The COVID-19 pandemic has brought new challenges for compliance departments, including a rise in market abuse risk as more staff members work from home. Lawyers in Mayer Brown's Paris office offer insights on market manipulation risk for European banks in a May 13 article in S&P Global's Market Intelligence publication. The article draws on Mayer Brown's recent Legal Update on financial crime compliance and risk management amid the COVID-19 pandemic.

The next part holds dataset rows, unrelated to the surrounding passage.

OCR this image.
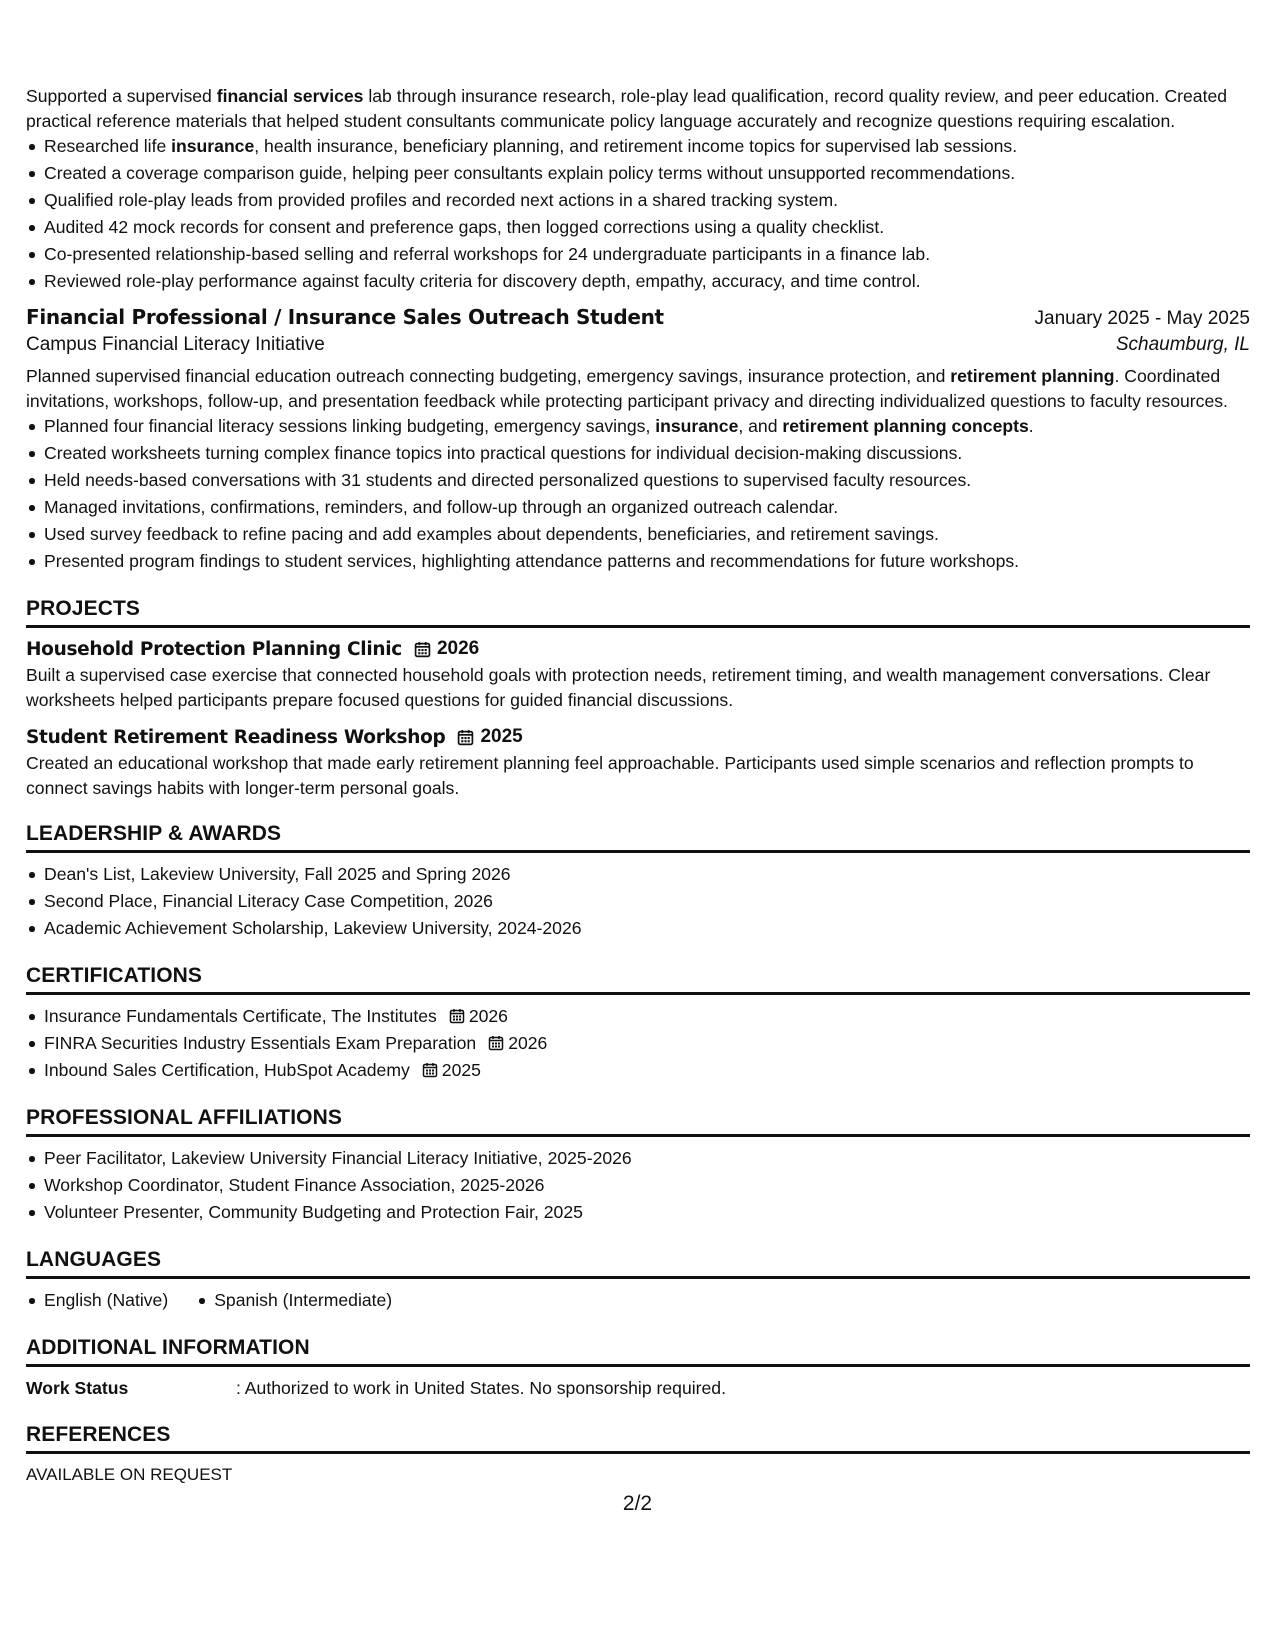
Supported a supervised financial services lab through insurance research, role-play lead qualification, record quality review, and peer education. Created practical reference materials that helped student consultants communicate policy language accurately and recognize questions requiring escalation.

Researched life insurance, health insurance, beneficiary planning, and retirement income topics for supervised lab sessions.
Created a coverage comparison guide, helping peer consultants explain policy terms without unsupported recommendations.
Qualified role-play leads from provided profiles and recorded next actions in a shared tracking system.
Audited 42 mock records for consent and preference gaps, then logged corrections using a quality checklist.
Co-presented relationship-based selling and referral workshops for 24 undergraduate participants in a finance lab.
Reviewed role-play performance against faculty criteria for discovery depth, empathy, accuracy, and time control.
Financial Professional / Insurance Sales Outreach Student	January 2025 - May 2025
Campus Financial Literacy Initiative	Schaumburg, IL

Planned supervised financial education outreach connecting budgeting, emergency savings, insurance protection, and retirement planning. Coordinated invitations, workshops, follow-up, and presentation feedback while protecting participant privacy and directing individualized questions to faculty resources.

Planned four financial literacy sessions linking budgeting, emergency savings, insurance, and retirement planning concepts.
Created worksheets turning complex finance topics into practical questions for individual decision-making discussions.
Held needs-based conversations with 31 students and directed personalized questions to supervised faculty resources.
Managed invitations, confirmations, reminders, and follow-up through an organized outreach calendar.
Used survey feedback to refine pacing and add examples about dependents, beneficiaries, and retirement savings.
Presented program findings to student services, highlighting attendance patterns and recommendations for future workshops.
PROJECTS
Household Protection Planning Clinic 2026

Built a supervised case exercise that connected household goals with protection needs, retirement timing, and wealth management conversations. Clear worksheets helped participants prepare focused questions for guided financial discussions.

Student Retirement Readiness Workshop 2025

Created an educational workshop that made early retirement planning feel approachable. Participants used simple scenarios and reflection prompts to connect savings habits with longer-term personal goals.

LEADERSHIP & AWARDS
Dean's List, Lakeview University, Fall 2025 and Spring 2026
Second Place, Financial Literacy Case Competition, 2026
Academic Achievement Scholarship, Lakeview University, 2024-2026
CERTIFICATIONS
Insurance Fundamentals Certificate, The Institutes 2026
FINRA Securities Industry Essentials Exam Preparation 2026
Inbound Sales Certification, HubSpot Academy 2025
PROFESSIONAL AFFILIATIONS
Peer Facilitator, Lakeview University Financial Literacy Initiative, 2025-2026
Workshop Coordinator, Student Finance Association, 2025-2026
Volunteer Presenter, Community Budgeting and Protection Fair, 2025
LANGUAGES
English (Native)	Spanish (Intermediate)
ADDITIONAL INFORMATION
Work Status	: Authorized to work in United States. No sponsorship required.
REFERENCES
AVAILABLE ON REQUEST
2/2
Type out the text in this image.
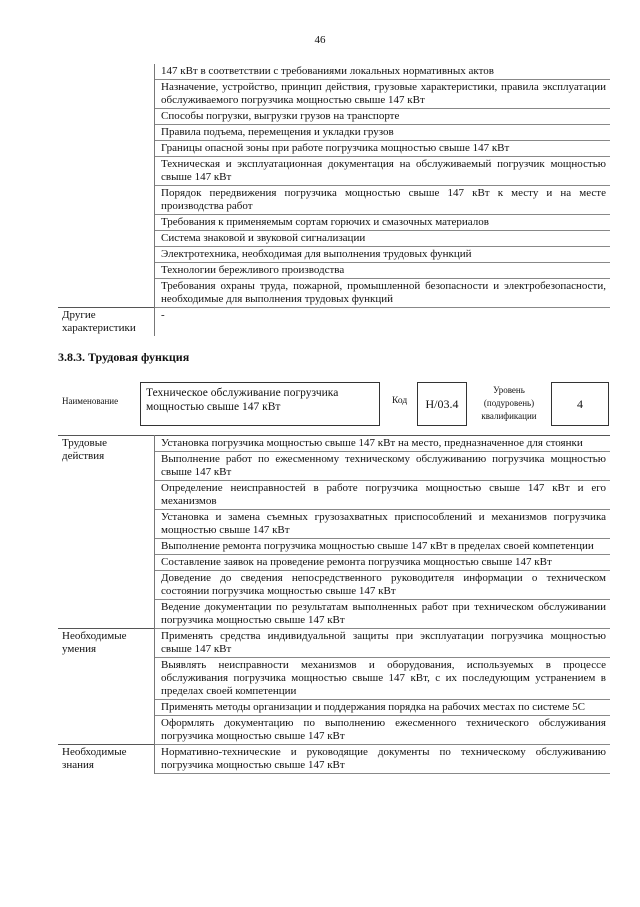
46
	147 кВт в соответствии с требованиями локальных нормативных актов
	Назначение, устройство, принцип действия, грузовые характеристики, правила эксплуатации обслуживаемого погрузчика мощностью свыше 147 кВт
	Способы погрузки, выгрузки грузов на транспорте
	Правила подъема, перемещения и укладки грузов
	Границы опасной зоны при работе погрузчика мощностью свыше 147 кВт
	Техническая и эксплуатационная документация на обслуживаемый погрузчик мощностью свыше 147 кВт
	Порядок передвижения погрузчика мощностью свыше 147 кВт к месту и на месте производства работ
	Требования к применяемым сортам горючих и смазочных материалов
	Система знаковой и звуковой сигнализации
	Электротехника, необходимая для выполнения трудовых функций
	Технологии бережливого производства
	Требования охраны труда, пожарной, промышленной безопасности и электробезопасности, необходимые для выполнения трудовых функций
Другие характеристики	-
3.8.3. Трудовая функция
Наименование
Техническое обслуживание погрузчика мощностью свыше 147 кВт	Код	H/03.4
Уровень (подуровень) квалификации
4
Трудовые действия	Установка погрузчика мощностью свыше 147 кВт на место, предназначенное для стоянки
	Выполнение работ по ежесменному техническому обслуживанию погрузчика мощностью свыше 147 кВт
	Определение неисправностей в работе погрузчика мощностью свыше 147 кВт и его механизмов
	Установка и замена съемных грузозахватных приспособлений и механизмов погрузчика мощностью свыше 147 кВт
	Выполнение ремонта погрузчика мощностью свыше 147 кВт в пределах своей компетенции
	Составление заявок на проведение ремонта погрузчика мощностью свыше 147 кВт
	Доведение до сведения непосредственного руководителя информации о техническом состоянии погрузчика мощностью свыше 147 кВт
	Ведение документации по результатам выполненных работ при техническом обслуживании погрузчика мощностью свыше 147 кВт
Необходимые умения	Применять средства индивидуальной защиты при эксплуатации погрузчика мощностью свыше 147 кВт
	Выявлять неисправности механизмов и оборудования, используемых в процессе обслуживания погрузчика мощностью свыше 147 кВт, с их последующим устранением в пределах своей компетенции
	Применять методы организации и поддержания порядка на рабочих местах по системе 5С
	Оформлять документацию по выполнению ежесменного технического обслуживания погрузчика мощностью свыше 147 кВт
Необходимые знания	Нормативно-технические и руководящие документы по техническому обслуживанию погрузчика мощностью свыше 147 кВт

Banks and investment firms are seeing more cases of intentional abuse, says Nicolette Kost de Sèvres, who heads our Compliance, Regulatory and Investigations team in Paris. "Traders," she explains, "could use the lack of tools or hampered verification processes as an excuse to execute trades that would normally be prohibited." Nicolette cites an additional risk of household members trading on overheard insider information.

Joydeep Sengupta, also a member of our Compliance, Regulatory and Investigations team in Paris, raises the issue of compliance departments having a harder time monitoring employees and maintaining formal communication with them outside the office. "Most of our clients record Bloomberg terminals, chats and electronic communication. But when traders are working from home, you can't monitor their personal phone or personal Skype, or what they are telling spouses or friends," he says.

Regulators have granted some timeline extensions during the pandemic, "but they're not giving a free pass" on compliance breaches, Joydeep adds.